Non-implementation of ADP fund
Friday, 28 October 2011
One of the common excuses for non-implementation of Annual Development Programme (ADP) fund has long been the delay in releasing the allocated money by the international financial institutions and donors. This time, implementers have been left with no room for such a complaint because in the first quarter of the current fiscal year, as high as 80 per cent of the Tk 460 billion development budget was received by them. This shows old habits die hard. Overall, only 11 per cent of ADP could be implemented. The 54 ministries and divisions of the government could spend only Tk 48.35 billion. So far as the utilisation of local resources accounting for a fund of Tk 273.15 billion is concerned, the rate of implementation is slightly higher at 15 per cent. But some ministries, known for big spending, have to their credit deplorable records of utilising as low as 2.0 per cent of their allocated funds.
When primary education suffers from lack of teachers, school buildings and educational implements, how should people receive the news that it had been able to utilise only five per cent of its total budget outlay? The railway, road and bridge divisions and the education ministry did not fare any better as well. And this is at a time when most of the highways and roads in the country are in a deplorable condition and its railway really needs enormous investment for its improvement. Again, the water resources ministry could utilise only 3.0 per cent of its allocated fund when the country's rivers are shrinking in the absence of capital river dredging, putting navigable channels at risk. However, the worst performers, energy and mineral resources division on the one hand and health and family welfare ministry on the other lagged behind with the unenviable record of utilising only 2.0 per cent of their funds.

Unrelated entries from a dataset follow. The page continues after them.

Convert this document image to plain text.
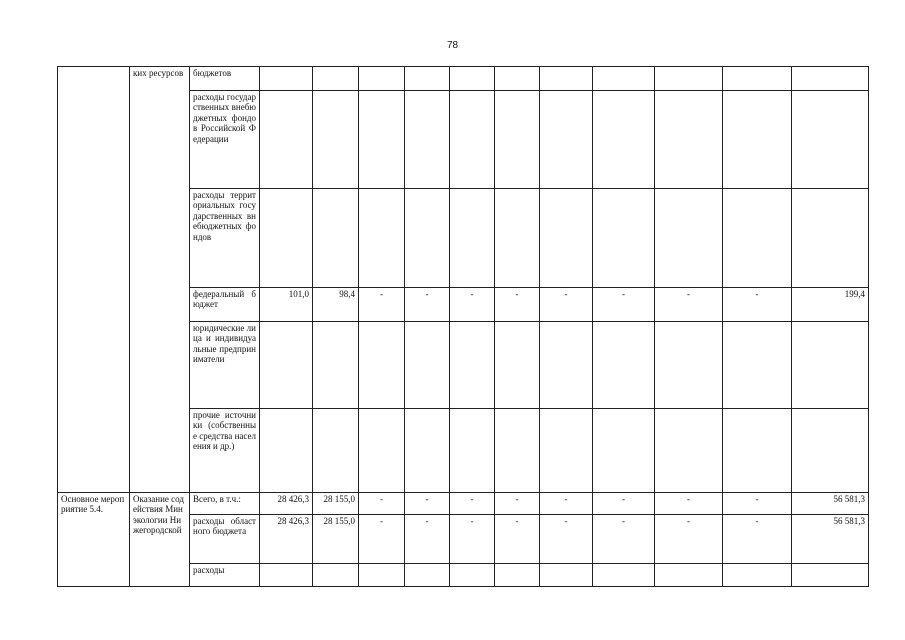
78
	ких ресурсов	бюджетов											
		расходы государственных внебюджетных фондов Российской Федерации											
		расходы территориальных государственных внебюджетных фондов											
		федеральный бюджет	101,0	98,4	-	-	-	-	-	-	-	-	199,4
		юридические лица и индивидуальные предприниматели											
		прочие источники (собственные средства населения и др.)											
Основное мероприятие 5.4.	Оказание содействия Минэкологии Нижегородской	Всего, в т.ч.:	28 426,3	28 155,0	-	-	-	-	-	-	-	-	56 581,3
		расходы областного бюджета	28 426,3	28 155,0	-	-	-	-	-	-	-	-	56 581,3
		расходы											
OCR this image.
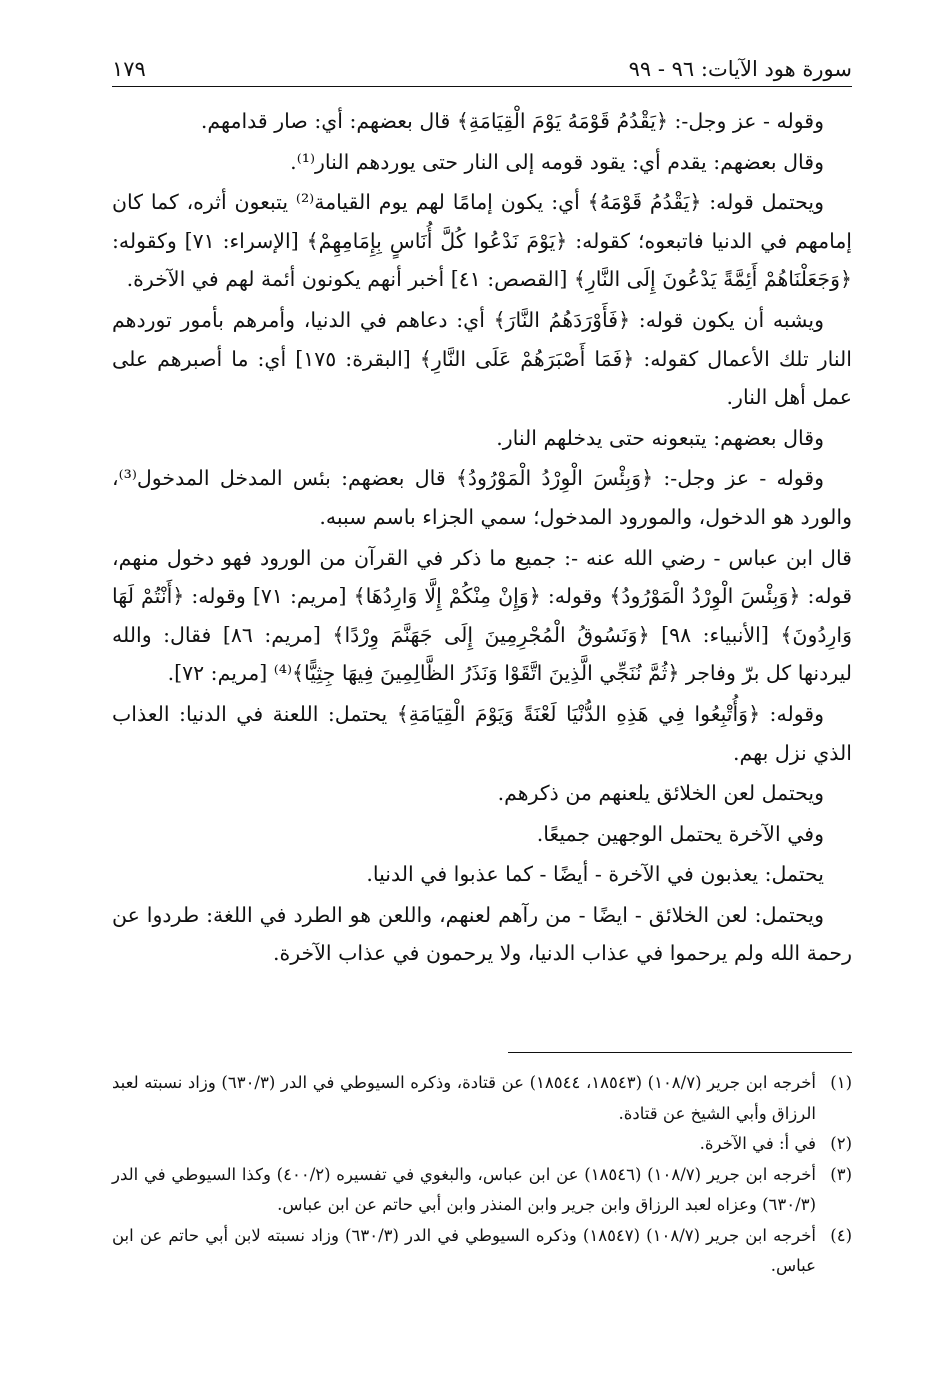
سورة هود الآيات: ٩٦ - ٩٩
١٧٩

وقوله - عز وجل-: ﴿يَقْدُمُ قَوْمَهُ يَوْمَ الْقِيَامَةِ﴾ قال بعضهم: أي: صار قدامهم.

وقال بعضهم: يقدم أي: يقود قومه إلى النار حتى يوردهم النار⁽¹⁾.

ويحتمل قوله: ﴿يَقْدُمُ قَوْمَهُ﴾ أي: يكون إمامًا لهم يوم القيامة⁽²⁾ يتبعون أثره، كما كان إمامهم في الدنيا فاتبعوه؛ كقوله: ﴿يَوْمَ نَدْعُوا كُلَّ أُنَاسٍ بِإِمَامِهِمْ﴾ [الإسراء: ٧١] وكقوله: ﴿وَجَعَلْنَاهُمْ أَئِمَّةً يَدْعُونَ إِلَى النَّارِ﴾ [القصص: ٤١] أخبر أنهم يكونون أئمة لهم في الآخرة.

ويشبه أن يكون قوله: ﴿فَأَوْرَدَهُمُ النَّارَ﴾ أي: دعاهم في الدنيا، وأمرهم بأمور توردهم النار تلك الأعمال كقوله: ﴿فَمَا أَصْبَرَهُمْ عَلَى النَّارِ﴾ [البقرة: ١٧٥] أي: ما أصبرهم على عمل أهل النار.

وقال بعضهم: يتبعونه حتى يدخلهم النار.

وقوله - عز وجل-: ﴿وَبِئْسَ الْوِرْدُ الْمَوْرُودُ﴾ قال بعضهم: بئس المدخل المدخول⁽³⁾، والورد هو الدخول، والمورود المدخول؛ سمي الجزاء باسم سببه.

قال ابن عباس - رضي الله عنه -: جميع ما ذكر في القرآن من الورود فهو دخول منهم، قوله: ﴿وَبِئْسَ الْوِرْدُ الْمَوْرُودُ﴾ وقوله: ﴿وَإِنْ مِنْكُمْ إِلَّا وَارِدُهَا﴾ [مريم: ٧١] وقوله: ﴿أَنْتُمْ لَهَا وَارِدُونَ﴾ [الأنبياء: ٩٨] ﴿وَنَسُوقُ الْمُجْرِمِينَ إِلَى جَهَنَّمَ وِرْدًا﴾ [مريم: ٨٦] فقال: والله ليردنها كل برّ وفاجر ﴿ثُمَّ نُنَجِّي الَّذِينَ اتَّقَوْا وَنَذَرُ الظَّالِمِينَ فِيهَا جِثِيًّا﴾⁽⁴⁾ [مريم: ٧٢].

وقوله: ﴿وَأُتْبِعُوا فِي هَذِهِ الدُّنْيَا لَعْنَةً وَيَوْمَ الْقِيَامَةِ﴾ يحتمل: اللعنة في الدنيا: العذاب الذي نزل بهم.

ويحتمل لعن الخلائق يلعنهم من ذكرهم.

وفي الآخرة يحتمل الوجهين جميعًا.

يحتمل: يعذبون في الآخرة - أيضًا - كما عذبوا في الدنيا.

ويحتمل: لعن الخلائق - ايضًا - من رآهم لعنهم، واللعن هو الطرد في اللغة: طردوا عن رحمة الله ولم يرحموا في عذاب الدنيا، ولا يرحمون في عذاب الآخرة.

(١)
أخرجه ابن جرير (١٠٨/٧) (١٨٥٤٣، ١٨٥٤٤) عن قتادة، وذكره السيوطي في الدر (٦٣٠/٣) وزاد نسبته لعبد الرزاق وأبي الشيخ عن قتادة.
(٢)
في أ: في الآخرة.
(٣)
أخرجه ابن جرير (١٠٨/٧) (١٨٥٤٦) عن ابن عباس، والبغوي في تفسيره (٤٠٠/٢) وكذا السيوطي في الدر (٦٣٠/٣) وعزاه لعبد الرزاق وابن جرير وابن المنذر وابن أبي حاتم عن ابن عباس.
(٤)
أخرجه ابن جرير (١٠٨/٧) (١٨٥٤٧) وذكره السيوطي في الدر (٦٣٠/٣) وزاد نسبته لابن أبي حاتم عن ابن عباس.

Against acute energy crunch, the success in exploration of gas by the country's lone petroleum exploration and production company Bapex points to the fact that putting more money in the sector would have yielded rich dividends. This is no way of working to the potential of local experts and companies. Similarly, the health and population are an area that has ever remained neglected and the rate of implementation of projects is no sign of getting things better in the near future.
The nation is annoyed at hearing excuses right at the moment when foreign funds for development projects are hard to come by. Lack of fund is one thing and the inability of the administrative apparatus to implement projects with funds at their disposal is a completely different proposition. The poor performance in project implementation itself demands a serious look into it for a workable remedy. This time the compulsion is even greater because of the availability of committed fund. The implementers would not be telling the nation now that there is a serious shortage of manpower. They know better what they are asked to do, their job is to deliver and place requisition at the planning stage. Have bureaucratic tangles anything to do here? At a time when the country is paying a heavy price for inadequate infrastructure, the non-utilisation of ADP funds should not be taken lightly. Let everything be put in place for raising the efficiency at all levels of project implementation.